La Première Ministre a également salué les dispositifs techniques mis en place pour lutter contre les érosions et sécuriser durablement les infrastructures routières.
Murs de soutènement, importants travaux de terrassement et tracé en deux fois deux voies figurent parmi les aménagements prévus pour améliorer la fluidité de la circulation et les conditions de déplacement des habitants de Kinshasa.
« Nous avons vu les travaux de stabilisation ainsi que le tracé de cette future route à deux fois deux voies. Tout cela permettra d’améliorer durablement les déplacements des Kinois », a-t-elle souligné.
Judith Suminwa Tuluka a par ailleurs replacé ce projet dans la vision nationale de modernisation des grands corridors routiers portée par le Chef de l’État afin de renforcer la connectivité entre les provinces et les espaces économiques du pays.

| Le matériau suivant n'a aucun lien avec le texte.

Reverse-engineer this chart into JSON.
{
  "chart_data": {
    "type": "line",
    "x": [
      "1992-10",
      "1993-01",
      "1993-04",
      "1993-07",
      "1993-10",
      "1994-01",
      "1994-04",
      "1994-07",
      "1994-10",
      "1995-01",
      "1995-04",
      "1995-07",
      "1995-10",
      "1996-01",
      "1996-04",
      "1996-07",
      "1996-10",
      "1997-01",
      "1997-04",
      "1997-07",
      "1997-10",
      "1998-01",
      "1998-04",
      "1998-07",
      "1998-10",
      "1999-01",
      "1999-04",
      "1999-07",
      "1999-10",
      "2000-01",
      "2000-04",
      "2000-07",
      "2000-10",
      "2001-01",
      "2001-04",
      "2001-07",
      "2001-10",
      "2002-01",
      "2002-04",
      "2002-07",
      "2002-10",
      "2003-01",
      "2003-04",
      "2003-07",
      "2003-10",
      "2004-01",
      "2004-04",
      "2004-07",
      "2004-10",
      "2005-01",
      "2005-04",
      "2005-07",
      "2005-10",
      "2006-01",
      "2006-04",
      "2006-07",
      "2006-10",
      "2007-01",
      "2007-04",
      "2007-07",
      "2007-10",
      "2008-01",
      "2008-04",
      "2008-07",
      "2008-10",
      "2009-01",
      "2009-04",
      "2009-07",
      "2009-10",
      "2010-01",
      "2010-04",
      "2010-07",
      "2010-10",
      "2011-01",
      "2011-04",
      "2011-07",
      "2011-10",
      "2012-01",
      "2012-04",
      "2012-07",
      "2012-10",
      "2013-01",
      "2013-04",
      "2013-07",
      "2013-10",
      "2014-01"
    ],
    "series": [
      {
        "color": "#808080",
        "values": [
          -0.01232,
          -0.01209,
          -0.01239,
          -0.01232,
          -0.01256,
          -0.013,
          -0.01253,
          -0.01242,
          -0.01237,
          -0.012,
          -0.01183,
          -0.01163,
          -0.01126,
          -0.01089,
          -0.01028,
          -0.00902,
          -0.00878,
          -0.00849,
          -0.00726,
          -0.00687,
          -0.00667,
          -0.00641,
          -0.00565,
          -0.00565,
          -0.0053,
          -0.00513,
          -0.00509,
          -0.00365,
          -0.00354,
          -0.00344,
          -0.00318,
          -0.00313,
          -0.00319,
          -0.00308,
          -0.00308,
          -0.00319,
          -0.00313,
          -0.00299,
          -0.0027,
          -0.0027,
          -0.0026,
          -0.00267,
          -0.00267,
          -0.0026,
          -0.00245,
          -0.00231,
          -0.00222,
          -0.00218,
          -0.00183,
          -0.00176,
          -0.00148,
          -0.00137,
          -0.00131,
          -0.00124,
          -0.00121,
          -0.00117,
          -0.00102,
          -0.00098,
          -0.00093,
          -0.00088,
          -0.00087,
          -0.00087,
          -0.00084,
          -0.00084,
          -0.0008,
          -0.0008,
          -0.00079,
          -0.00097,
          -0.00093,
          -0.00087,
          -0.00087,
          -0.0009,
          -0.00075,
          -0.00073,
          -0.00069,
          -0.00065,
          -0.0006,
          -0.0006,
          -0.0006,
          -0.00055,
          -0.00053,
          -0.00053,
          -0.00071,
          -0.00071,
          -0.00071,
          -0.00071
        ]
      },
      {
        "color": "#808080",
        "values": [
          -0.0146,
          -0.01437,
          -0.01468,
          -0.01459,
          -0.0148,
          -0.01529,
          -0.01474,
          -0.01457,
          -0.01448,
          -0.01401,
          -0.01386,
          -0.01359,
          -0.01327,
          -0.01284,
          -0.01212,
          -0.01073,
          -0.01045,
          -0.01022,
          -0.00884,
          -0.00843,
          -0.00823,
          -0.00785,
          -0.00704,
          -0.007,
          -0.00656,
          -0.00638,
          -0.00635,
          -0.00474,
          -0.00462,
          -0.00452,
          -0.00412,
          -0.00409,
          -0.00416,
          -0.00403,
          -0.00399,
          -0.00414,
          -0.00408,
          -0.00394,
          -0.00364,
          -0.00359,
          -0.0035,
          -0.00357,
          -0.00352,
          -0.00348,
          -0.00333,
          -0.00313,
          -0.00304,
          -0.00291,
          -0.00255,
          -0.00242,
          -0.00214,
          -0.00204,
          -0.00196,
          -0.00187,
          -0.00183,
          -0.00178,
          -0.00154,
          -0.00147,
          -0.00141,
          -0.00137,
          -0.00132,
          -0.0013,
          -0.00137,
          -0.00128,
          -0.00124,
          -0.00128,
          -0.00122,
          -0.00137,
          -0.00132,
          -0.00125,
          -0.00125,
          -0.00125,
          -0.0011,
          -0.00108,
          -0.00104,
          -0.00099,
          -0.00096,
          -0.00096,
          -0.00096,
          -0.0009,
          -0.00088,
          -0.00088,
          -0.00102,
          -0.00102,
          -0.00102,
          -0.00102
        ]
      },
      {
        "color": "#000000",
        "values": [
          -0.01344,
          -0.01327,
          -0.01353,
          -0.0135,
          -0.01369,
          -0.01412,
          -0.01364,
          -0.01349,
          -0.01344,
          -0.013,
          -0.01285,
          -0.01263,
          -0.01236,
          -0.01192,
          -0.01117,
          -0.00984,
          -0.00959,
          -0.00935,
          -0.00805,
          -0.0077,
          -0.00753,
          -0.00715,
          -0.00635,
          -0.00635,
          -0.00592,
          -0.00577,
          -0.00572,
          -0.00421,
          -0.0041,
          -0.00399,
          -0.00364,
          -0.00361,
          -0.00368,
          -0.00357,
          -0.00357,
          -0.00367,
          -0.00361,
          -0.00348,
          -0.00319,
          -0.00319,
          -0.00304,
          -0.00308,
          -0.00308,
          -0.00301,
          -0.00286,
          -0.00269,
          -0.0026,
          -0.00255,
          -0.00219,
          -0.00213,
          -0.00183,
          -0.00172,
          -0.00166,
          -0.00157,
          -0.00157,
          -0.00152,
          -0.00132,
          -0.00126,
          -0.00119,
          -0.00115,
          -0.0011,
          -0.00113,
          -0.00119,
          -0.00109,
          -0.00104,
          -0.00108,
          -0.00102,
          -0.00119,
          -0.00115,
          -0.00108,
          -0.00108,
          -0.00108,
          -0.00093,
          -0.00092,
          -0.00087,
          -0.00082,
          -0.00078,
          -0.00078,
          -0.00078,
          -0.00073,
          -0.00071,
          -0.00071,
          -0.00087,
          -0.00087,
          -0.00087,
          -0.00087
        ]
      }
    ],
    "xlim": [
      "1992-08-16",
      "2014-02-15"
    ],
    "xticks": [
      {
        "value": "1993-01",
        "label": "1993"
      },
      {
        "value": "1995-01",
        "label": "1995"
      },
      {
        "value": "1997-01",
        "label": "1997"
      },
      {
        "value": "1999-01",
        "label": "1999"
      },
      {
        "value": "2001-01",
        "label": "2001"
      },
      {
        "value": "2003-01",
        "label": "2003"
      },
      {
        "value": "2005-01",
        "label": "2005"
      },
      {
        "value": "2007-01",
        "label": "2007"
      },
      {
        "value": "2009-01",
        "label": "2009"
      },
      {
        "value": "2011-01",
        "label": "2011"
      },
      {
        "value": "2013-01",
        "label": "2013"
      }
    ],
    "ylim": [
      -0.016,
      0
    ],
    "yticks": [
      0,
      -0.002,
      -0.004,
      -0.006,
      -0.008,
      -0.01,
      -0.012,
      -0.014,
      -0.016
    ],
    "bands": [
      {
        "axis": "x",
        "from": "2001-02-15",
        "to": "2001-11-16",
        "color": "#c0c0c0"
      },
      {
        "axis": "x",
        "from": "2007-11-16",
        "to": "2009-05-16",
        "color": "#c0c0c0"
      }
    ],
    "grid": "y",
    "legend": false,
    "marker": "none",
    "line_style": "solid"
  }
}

Le défi des indemnisations au cœur des préoccupations

Malgré l’avancement des travaux, la Première Ministre a insisté sur la nécessité d’accélérer les opérations d’expropriation et d’indemnisation des populations concernées afin d’éviter tout retard dans l’exécution du projet.
« Le principal défi aujourd’hui reste l’expropriation et l’indemnisation des populations concernées sur certains tronçons. Nous nous sommes entendus avec notre partenaire chinois, dans le cadre du programme SICOMINES, pour finaliser ces opérations afin de permettre l’achèvement du projet dans les délais prévus, idéalement d’ici septembre 2027 », a-t-elle indiqué.
Le partenariat sino-congolais mis au service des infrastructures

La Cheffe du Gouvernement a enfin salué les retombées du partenariat sino-congolais revisité sous l’impulsion du Président de la République, estimant que celui-ci permet désormais d’accroître les investissements dans les infrastructures structurantes au bénéfice direct des populations.
« Aujourd’hui, les résultats commencent à être visibles. Les travaux ne concernent pas seulement Kinshasa. Ils s’inscrivent dans une dynamique plus large de connexion des provinces et des grands corridors économiques du pays », a-t-elle conclu.
Le projet des rocades s’inscrit dans le troisième pilier du Programme d’Actions du Gouvernement 2024-2028 consacré à « l’aménagement du territoire national en vue d’une connectivité maximale », avec pour objectif de renforcer les infrastructures stratégiques et d’améliorer durablement la mobilité urbaine et interprovinciale.